While it appears $20 million in state funding will remain slated for the project in the upcoming budget, Baltimore Democrat Sen. Verna Jones-Rodwell has pushed through an amendment that will require an environmental study and communication between the state transportation department and Morrell Park residents before any release of the funding.
A similar amendment is being pushed in the House with the help of Del. Heather Mizeur, a Montgomery County Democrat who is running for governor and has taken up the cause of the Morrell Park residents.
"I support the project being built, just not here," Mizeur told a crowd of about 100 residents at a community meeting in Morrell Park on Wednesday.
The "intermodal," as it's known, would allow CSX to double-stack cargo containers from the port of Baltimore and elsewhere to more efficiently transport them throughout the eastern seaboard and Midwest — which CSX can't do from its current Seagirt Marine Terminal facility due to height restrictions at the Howard Street Tunnel.
Because of its intense industrial footprint, the project has languished for years despite state support, first being proposed at several suburban tracts before high costs and local opposition forced officials to reconsider.
Then, in April 2012, Mayor Stephanie Rawlings-Blake stepped into the fray with a letter to CSX president Michael J. Ward, inviting him to locate the facility in Baltimore.
"As a strong advocate for the Port of Baltimore, I'm deeply troubled by the slow pace of this project and the ongoing resistance to the idea of strengthening our critical port infrastructure," Rawlings-Blake wrote.
Since then, Morrell Park residents have given Rawlings-Blake a new resistance to consider.
"I'm certainly not interested in shoving anything down the community's throat that they don't want," the mayor said in November.
Rob LaPin, a Morrell Park resident who is running for a seat in the House, said city and state officials now see how wrong they were to think that the neighborhood would accept the project.
The budget amendments, as written, restrict use of the $20 million in appropriated funding until October without a signed memorandum of understanding between the state and the Morrell Park community, which LaPin said gives residents a new window of opportunity.
"We have six months now to start looking at City Hall and lobbying," he said. "We basically have six months still to fight."

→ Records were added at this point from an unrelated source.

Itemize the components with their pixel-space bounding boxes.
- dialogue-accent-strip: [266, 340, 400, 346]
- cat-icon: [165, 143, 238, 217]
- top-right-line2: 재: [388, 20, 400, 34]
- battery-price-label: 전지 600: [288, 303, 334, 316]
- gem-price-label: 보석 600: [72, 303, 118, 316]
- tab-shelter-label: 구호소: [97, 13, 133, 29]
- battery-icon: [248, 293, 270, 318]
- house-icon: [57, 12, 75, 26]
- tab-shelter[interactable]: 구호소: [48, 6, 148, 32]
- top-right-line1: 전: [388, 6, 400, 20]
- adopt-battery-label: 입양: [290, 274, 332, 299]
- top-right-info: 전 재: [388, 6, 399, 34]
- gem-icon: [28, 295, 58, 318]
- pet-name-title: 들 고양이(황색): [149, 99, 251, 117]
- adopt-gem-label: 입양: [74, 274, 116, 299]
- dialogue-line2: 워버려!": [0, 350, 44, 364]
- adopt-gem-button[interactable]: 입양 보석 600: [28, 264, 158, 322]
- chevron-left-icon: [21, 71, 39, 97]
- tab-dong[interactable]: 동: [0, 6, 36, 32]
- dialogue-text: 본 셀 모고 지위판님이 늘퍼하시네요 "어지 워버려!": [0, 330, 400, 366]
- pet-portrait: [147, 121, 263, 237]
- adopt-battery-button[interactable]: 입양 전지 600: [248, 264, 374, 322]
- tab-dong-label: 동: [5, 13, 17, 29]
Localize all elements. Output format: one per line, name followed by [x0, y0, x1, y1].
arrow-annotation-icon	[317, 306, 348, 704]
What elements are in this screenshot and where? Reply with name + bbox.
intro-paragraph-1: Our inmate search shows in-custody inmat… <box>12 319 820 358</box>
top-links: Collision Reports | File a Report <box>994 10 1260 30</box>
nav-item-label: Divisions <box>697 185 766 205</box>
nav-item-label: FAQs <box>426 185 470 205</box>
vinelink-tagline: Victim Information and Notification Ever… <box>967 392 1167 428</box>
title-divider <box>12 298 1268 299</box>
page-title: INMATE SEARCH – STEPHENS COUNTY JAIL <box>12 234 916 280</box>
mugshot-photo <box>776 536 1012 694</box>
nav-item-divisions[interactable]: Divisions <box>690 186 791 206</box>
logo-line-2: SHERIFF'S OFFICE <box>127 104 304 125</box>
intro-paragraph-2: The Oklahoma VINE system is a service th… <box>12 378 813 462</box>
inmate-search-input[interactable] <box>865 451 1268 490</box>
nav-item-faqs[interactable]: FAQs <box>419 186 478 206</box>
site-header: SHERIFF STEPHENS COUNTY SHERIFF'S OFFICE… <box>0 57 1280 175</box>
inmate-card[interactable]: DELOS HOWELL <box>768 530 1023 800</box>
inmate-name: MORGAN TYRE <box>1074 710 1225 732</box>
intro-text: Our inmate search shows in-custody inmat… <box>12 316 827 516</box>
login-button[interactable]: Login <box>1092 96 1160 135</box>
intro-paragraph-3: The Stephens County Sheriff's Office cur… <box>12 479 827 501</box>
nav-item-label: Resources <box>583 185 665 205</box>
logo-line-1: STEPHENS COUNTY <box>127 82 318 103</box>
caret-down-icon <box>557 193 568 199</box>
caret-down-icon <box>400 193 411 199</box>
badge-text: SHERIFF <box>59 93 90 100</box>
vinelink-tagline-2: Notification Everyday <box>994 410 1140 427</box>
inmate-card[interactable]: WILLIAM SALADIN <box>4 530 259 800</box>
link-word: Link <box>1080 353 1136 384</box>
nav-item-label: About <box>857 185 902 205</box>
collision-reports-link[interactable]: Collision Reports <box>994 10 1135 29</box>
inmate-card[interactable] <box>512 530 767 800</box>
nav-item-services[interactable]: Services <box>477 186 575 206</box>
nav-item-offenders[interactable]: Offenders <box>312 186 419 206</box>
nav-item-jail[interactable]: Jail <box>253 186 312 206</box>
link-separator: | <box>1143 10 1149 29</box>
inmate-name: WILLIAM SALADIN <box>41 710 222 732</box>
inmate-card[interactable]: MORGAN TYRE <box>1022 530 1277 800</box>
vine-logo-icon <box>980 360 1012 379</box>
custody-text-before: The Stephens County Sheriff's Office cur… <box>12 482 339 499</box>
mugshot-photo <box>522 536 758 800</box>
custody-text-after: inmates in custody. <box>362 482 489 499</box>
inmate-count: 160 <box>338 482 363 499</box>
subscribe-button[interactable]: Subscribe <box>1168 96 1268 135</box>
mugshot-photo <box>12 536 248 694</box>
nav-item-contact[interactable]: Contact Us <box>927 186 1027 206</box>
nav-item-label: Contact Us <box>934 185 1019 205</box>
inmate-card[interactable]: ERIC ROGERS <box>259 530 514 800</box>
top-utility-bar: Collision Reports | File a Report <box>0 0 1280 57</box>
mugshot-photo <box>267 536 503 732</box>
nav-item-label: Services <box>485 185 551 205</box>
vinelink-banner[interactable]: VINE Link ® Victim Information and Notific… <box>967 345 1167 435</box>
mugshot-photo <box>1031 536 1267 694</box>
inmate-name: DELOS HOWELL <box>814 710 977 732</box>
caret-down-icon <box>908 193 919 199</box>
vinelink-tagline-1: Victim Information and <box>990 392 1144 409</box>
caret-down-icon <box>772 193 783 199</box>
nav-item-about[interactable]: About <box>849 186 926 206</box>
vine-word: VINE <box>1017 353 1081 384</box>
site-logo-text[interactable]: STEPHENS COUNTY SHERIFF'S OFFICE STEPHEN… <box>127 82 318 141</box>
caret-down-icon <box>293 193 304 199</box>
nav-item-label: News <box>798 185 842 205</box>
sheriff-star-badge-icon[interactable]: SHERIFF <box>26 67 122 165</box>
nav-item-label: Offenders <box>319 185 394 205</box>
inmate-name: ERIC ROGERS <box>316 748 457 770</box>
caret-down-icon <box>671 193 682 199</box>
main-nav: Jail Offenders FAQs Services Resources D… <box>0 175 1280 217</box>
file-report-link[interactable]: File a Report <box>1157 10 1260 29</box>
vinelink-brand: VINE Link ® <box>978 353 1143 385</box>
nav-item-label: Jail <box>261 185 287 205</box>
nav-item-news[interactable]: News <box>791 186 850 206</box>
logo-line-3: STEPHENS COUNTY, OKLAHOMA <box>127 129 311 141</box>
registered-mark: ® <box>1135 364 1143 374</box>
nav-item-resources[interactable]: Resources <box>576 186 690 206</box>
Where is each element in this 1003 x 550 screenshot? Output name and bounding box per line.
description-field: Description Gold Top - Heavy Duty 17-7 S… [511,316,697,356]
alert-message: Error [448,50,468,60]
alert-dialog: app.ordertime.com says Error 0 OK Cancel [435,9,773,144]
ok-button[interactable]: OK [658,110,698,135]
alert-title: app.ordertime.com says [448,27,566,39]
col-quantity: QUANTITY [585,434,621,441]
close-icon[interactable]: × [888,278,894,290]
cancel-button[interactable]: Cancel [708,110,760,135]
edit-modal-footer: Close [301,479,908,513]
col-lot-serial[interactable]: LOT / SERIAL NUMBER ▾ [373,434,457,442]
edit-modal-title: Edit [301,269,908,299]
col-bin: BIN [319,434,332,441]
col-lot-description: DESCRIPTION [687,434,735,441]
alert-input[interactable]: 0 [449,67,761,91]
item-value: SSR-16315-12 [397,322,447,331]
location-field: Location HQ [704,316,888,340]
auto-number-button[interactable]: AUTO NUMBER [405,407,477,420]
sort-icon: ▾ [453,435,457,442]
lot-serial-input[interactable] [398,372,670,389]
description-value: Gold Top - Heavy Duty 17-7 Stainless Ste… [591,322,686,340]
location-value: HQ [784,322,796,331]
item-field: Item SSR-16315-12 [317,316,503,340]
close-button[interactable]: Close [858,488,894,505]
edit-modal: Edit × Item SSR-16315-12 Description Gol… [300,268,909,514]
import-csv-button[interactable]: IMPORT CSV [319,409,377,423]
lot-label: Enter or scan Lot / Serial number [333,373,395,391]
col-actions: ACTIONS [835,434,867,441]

Getting that six months, LaPin and others said, is the direct result of residents circulating petitions, hosting neighborhood rallies and crying foul at the potential environmental impacts the facility will have on their neighborhood.
"It's been a journey," Weishorn said at the Wednesday night meeting, at the local American Legion hall.
Back in September, at the same hall, residents nearly booed CSX officials out of the room during a presentation about the project. Those officials have all but withdrawn from the conversation since.
"We continue to communicate with our partners to find a solution that balances the community concerns with the needs of the Port, city, state and CSX," said Melanie Cost, a CSX spokeswoman, in an email Thursday.
Local City Councilman Edward Reisinger has "evolved" his position into stalwart opposition in recent months, too, thanks to residents voicing their concerns, he said.
Reisinger now says he won't introduce any of the zoning changes needed in his district for the project to move forward, though Rawlings-Blake's administration still could. Other council members, including President Bernard C. "Jack" Young, have pledged their support for Reisinger.
Weishorn and other residents are also planning a march on City Hall, but for now, their focus is Annapolis.
On Friday, Weishorn said she'll be sharing her story, but also talking about the potential impact on schools, the environment and on the way of life for all the families that live in the neighborhoods surrounding the proposed site.
"It's a process, and I think it's slow, but I do think that we have made a really good effort," Weishorn said. "I think that if we continue doing what we're doing, that we can win this."